Today, “the only way reports come into our office is through the Infoshare system, saving the municipalities postage,” Salvati said. Previously, reports were mailed, hand-carried and sometimes faxed to the GCPO “if they weren’t too bulky,” she said.

When the PARIS program was initiated in 2005, then New Jersey Secretary of State Regina L. Thomas compared it to the state’s first records preservation law in 1760. PARIS represents “an advancement as important today as the construction of the first fireproof vaults to protect New Jersey’s colonial archives was nearly 250 years ago,” Thomas said in an article published by a Web site that reports developments in government technology.

Documents related to criminal cases must still be copied onto paper to be shared with defense attorneys in the pre-trial “discovery” process, but “the next phase is to put all the discovery onto a disc and send it out,” said Prosecutor Dalton.

GCPO assistant prosecutors appreciate the efficiency of the Infoshare system.
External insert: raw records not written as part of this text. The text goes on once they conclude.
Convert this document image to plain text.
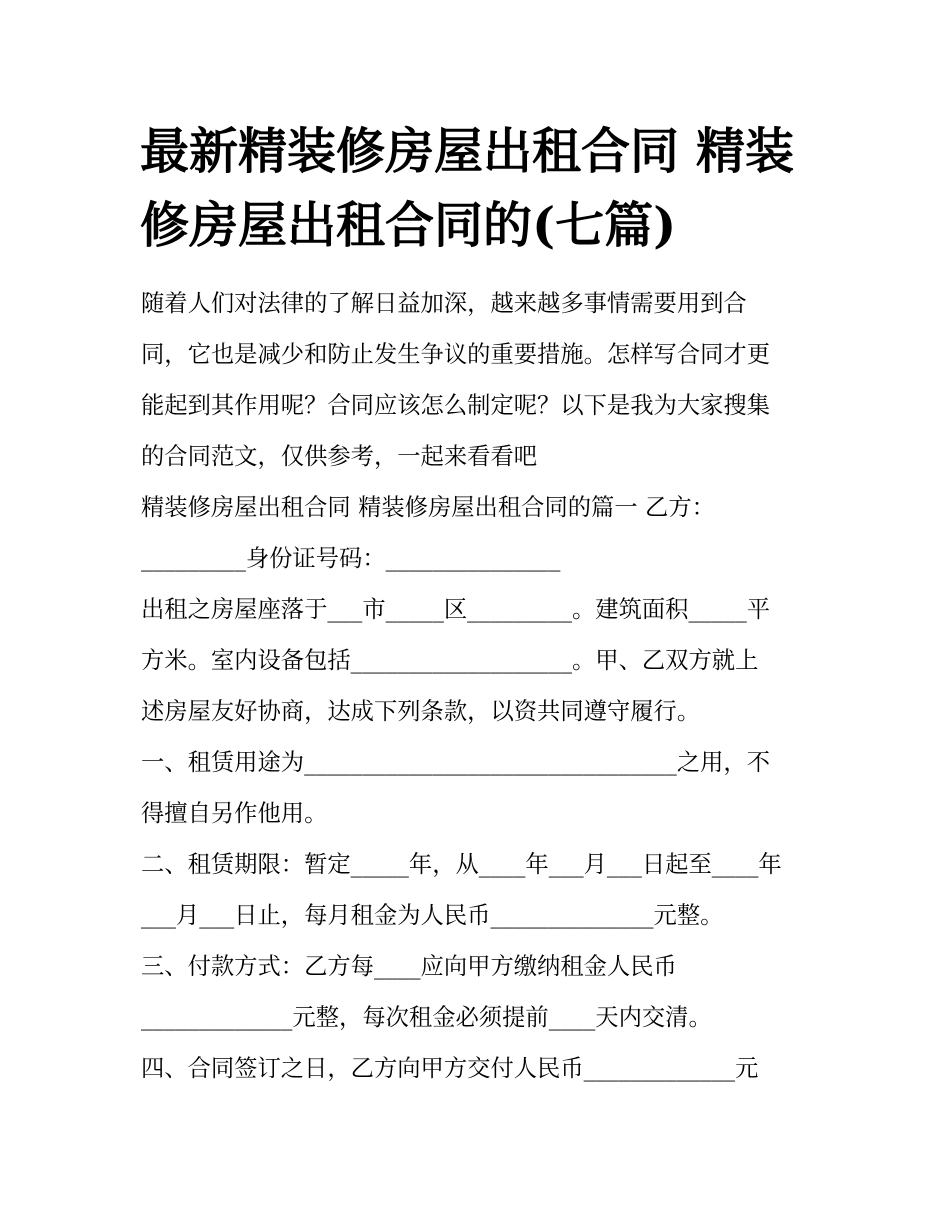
最新精装修房屋出租合同 精装
修房屋出租合同的(七篇)
随着人们对法律的了解日益加深，越来越多事情需要用到合
同，它也是减少和防止发生争议的重要措施。怎样写合同才更
能起到其作用呢？合同应该怎么制定呢？以下是我为大家搜集
的合同范文，仅供参考，一起来看看吧
精装修房屋出租合同 精装修房屋出租合同的篇一 乙方：
_________身份证号码：_______________
出租之房屋座落于___市_____区_________。建筑面积_____平
方米。室内设备包括___________________。甲、乙双方就上
述房屋友好协商，达成下列条款，以资共同遵守履行。
一、租赁用途为________________________________之用，不
得擅自另作他用。
二、租赁期限：暂定_____年，从____年___月___日起至____年
___月___日止，每月租金为人民币______________元整。
三、付款方式：乙方每____应向甲方缴纳租金人民币
_____________元整，每次租金必须提前____天内交清。
四、合同签订之日，乙方向甲方交付人民币_____________元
While ushering in “an era of digitized discovery,” Infoshare eliminates the time-consuming steps of copying, packaging and mailing documents, said AP Joseph Brook, who prosecutes computer crimes.

“It has been said that justice delayed is justice denied,” said Brook. “The Infoshare system brings more immediacy and fights unnecessary delay as the Prosecutor’s Office continues its mission to administer justice for its constituency.”

On the document-generating side- the municipal police departments- Infoshare saves paper-transfer time that is better spent on the street, said West Deptford Chief Craig Mangano. “Even for the smallest of cases, there can be a considerable amount of documents,” said Chief Mangano. Infoshare “streamlines the process of document transfer for our criminal cases.”